保存したら VS Code を再読み込み(コマンドパレットの「Developer: Reload Window」)して設定を反映させます。チャット欄のモデルセレクタに、上で定義した 3 つが表示されれば接続成功です。表示されない場合は、ollama serve が動いているか、model 名が ollama list と一致しているかを順に確認します。
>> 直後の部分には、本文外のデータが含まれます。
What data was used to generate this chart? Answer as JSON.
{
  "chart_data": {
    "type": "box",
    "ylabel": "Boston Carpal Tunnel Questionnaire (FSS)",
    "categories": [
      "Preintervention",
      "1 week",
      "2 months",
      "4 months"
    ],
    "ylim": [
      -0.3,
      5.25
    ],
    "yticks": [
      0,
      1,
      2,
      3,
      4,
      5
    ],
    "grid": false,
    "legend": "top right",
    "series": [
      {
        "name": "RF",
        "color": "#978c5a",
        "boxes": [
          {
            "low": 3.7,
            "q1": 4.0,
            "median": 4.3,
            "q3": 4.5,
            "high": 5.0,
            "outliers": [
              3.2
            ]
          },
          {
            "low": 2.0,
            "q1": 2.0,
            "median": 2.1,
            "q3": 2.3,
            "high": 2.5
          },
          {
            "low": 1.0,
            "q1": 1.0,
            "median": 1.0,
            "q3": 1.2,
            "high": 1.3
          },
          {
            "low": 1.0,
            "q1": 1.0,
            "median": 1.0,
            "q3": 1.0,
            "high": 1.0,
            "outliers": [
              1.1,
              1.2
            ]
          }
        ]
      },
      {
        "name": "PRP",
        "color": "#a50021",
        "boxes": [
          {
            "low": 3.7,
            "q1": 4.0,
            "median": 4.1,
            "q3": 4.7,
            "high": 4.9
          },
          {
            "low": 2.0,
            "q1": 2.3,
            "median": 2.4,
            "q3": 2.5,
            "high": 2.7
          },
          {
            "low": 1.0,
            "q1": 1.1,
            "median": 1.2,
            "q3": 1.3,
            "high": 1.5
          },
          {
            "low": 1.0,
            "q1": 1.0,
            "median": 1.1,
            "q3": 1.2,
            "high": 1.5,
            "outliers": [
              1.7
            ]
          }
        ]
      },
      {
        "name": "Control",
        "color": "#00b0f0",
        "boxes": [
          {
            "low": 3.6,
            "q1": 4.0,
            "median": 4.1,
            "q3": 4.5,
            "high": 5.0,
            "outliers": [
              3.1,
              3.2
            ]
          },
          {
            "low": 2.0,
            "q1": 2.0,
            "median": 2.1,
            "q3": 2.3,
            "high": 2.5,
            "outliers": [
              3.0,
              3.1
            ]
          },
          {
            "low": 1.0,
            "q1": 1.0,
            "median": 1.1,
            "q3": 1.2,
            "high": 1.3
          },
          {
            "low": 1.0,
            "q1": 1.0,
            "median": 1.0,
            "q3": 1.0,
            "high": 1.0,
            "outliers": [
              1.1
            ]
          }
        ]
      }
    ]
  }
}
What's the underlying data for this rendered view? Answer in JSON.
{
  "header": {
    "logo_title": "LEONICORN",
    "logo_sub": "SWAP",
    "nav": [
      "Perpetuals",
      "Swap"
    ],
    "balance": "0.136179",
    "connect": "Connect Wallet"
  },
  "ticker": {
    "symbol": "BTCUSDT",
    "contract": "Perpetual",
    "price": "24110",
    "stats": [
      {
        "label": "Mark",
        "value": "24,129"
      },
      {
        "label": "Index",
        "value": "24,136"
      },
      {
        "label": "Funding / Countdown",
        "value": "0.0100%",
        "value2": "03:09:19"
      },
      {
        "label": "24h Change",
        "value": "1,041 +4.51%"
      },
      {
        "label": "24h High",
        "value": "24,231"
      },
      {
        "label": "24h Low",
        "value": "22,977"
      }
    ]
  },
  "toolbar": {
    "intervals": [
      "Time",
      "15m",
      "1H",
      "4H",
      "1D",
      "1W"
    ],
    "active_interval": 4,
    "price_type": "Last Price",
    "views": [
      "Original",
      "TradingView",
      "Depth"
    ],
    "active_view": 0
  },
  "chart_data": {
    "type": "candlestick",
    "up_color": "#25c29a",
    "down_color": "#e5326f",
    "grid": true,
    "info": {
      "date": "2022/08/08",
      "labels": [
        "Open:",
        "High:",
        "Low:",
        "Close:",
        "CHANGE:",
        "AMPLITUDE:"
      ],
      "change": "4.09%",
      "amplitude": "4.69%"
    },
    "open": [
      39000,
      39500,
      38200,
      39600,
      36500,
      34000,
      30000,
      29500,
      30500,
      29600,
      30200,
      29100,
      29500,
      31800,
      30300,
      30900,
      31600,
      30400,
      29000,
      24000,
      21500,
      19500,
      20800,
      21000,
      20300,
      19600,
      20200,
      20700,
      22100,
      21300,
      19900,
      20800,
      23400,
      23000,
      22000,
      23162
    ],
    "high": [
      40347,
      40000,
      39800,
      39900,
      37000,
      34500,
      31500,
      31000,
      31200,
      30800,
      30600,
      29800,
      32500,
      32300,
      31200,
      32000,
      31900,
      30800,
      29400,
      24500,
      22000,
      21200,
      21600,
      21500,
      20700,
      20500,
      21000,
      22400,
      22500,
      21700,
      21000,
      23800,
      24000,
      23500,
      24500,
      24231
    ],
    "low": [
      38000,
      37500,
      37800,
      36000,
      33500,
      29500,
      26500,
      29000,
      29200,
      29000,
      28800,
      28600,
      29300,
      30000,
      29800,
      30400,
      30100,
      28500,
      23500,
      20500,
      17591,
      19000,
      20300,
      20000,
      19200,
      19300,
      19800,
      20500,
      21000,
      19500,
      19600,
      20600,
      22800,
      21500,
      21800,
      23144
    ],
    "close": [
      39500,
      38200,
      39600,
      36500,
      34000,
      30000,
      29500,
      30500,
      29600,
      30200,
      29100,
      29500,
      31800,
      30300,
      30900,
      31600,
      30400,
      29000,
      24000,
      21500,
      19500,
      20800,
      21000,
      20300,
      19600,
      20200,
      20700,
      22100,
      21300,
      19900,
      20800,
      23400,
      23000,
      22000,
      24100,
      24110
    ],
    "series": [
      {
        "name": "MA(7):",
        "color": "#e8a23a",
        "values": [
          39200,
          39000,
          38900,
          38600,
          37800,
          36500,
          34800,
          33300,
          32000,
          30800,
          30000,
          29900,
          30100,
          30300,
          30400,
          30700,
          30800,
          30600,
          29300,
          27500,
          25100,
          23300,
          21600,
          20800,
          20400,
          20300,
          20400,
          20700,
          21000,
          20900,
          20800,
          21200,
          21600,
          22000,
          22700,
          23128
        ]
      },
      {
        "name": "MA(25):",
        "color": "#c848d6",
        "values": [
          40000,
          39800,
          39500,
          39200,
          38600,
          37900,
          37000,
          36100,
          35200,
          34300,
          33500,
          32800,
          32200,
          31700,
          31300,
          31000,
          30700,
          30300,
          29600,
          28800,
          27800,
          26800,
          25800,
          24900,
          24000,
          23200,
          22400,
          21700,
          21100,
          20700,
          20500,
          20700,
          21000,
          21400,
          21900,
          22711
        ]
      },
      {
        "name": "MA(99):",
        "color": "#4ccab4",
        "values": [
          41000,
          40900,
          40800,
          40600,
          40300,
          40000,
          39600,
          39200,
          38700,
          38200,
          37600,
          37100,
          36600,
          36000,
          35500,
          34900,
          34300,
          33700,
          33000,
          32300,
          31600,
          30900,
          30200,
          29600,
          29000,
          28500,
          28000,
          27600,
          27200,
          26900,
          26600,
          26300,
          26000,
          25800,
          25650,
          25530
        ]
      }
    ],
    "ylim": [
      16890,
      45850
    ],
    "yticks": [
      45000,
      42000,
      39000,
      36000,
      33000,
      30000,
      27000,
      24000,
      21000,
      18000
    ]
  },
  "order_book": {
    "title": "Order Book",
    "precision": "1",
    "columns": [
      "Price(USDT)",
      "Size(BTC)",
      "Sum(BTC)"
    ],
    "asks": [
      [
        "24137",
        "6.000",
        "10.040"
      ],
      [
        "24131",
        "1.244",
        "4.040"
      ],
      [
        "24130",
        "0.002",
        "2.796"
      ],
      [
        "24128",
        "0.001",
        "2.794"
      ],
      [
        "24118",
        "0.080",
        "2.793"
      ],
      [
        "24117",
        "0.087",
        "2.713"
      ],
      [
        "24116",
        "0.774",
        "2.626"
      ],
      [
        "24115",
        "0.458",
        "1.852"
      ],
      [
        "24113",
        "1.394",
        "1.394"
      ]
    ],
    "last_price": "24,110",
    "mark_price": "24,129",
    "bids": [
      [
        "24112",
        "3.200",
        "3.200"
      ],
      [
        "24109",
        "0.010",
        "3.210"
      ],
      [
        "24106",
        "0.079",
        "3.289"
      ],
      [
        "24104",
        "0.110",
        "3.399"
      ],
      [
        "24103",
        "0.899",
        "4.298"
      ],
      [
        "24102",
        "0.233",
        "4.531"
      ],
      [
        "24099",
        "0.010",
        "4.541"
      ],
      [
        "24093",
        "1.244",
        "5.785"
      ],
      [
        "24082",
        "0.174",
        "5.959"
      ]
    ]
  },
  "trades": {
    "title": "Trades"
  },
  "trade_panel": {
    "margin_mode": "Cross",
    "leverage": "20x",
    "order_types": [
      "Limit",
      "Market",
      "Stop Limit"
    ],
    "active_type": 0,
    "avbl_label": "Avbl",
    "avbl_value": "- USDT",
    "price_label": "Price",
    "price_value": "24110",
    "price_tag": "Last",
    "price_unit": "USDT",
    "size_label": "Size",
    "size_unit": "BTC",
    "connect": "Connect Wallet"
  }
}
なお、Continue は設定方式の移行期にあります。config.yaml のキー名(roles・autocompleteOptions など)や対応 role は版によって差が出やすいので、うまく反映されないときは公式リファレンス(https://docs.continue.dev)の現行版を一次情報として突き合わせてください。
使い方とトラブルシューティング
補完とチャットの基本操作
割り当てが効いていれば、エディタ上で次のように使えます。ショートカットは版・OS で変わることがあるため、Continue のキーバインド設定で実際の割り当てを確認してください。
- タブ補完:コードを書き進めると、
autocompleterole に割り当てたqwen2.5-coderがグレーアウトの候補を出します。Tab で確定します。 - 選択範囲の編集:コードを選択して編集ショートカットを押し、「この関数に型注釈を付けて」などと指示すると、
editrole のモデルが差分を提案します。 - チャット:チャットパネルでコードを貼って「このコードの意味を教えて」と聞けば、
chatrole のモデルが答えます。
正直な印象として、補完の体感は qwen2.5-coder の軽さに助けられて実用的ですが、チャットの賢さはマシンとモデルのサイズに素直に比例します。16GB 機では汎用モデルを欲張ると待ち時間が増えるので、補完を主役に、チャットは軽めのモデルで割り切る構成が現実的です。
よくあるつまずき
| 症状 | 確認・対処 |
|---|---|
| モデルセレクタに何も出ない | ollama serve が起動しているか、curl http://localhost:11434/api/tags が返るか |
| モデルが見つからないエラー | config.yaml の model 名が ollama list と一致しているか |
| 補完が出ない | autocomplete role を割り当てたモデルがあるか、再読み込み(Reload Window)したか |
| 接続が拒否される | apiBase のポート(既定 11434)が Ollama の待ち受けと一致しているか |
補足として、Ollama 本体は執筆時点で MCP(Model Context Protocol)サーバーを公式機能としては備えていません(MCP 連携自体は、サードパーティのブリッジやクライアント経由なら可能です)。一方、Continue と Ollama の通信は MCP ではなく、ローカルの REST API(http://localhost:11434)を直接呼ぶ形です。この経路で MCP 接続を前提にすると噛み合わないので注意してください。
まとめ
VS Code × Ollama × Continue は、コードを外に出さず無料で動かせるローカル AI コーディング環境として、2026 年でも有効な選択肢です。要点は、現行の config.yaml で roles を役割ごとに割り当てること——チャット/編集に汎用モデル、補完に qwen2.5-coder、埋め込みに nomic-embed-text、いずれも provider: ollama / apiBase: http://localhost:11434、最後に再読み込み、という流れです。
賢さで今すぐクラウドに並ぶわけではありませんが、補完用途なら手元のマシンで十分に実用域に入ります。Copilot を併用したい場合の byok 経路、別エディタの選択肢としての Cursor もあわせて検討すると、自分の制約に合った構成が見えてきます。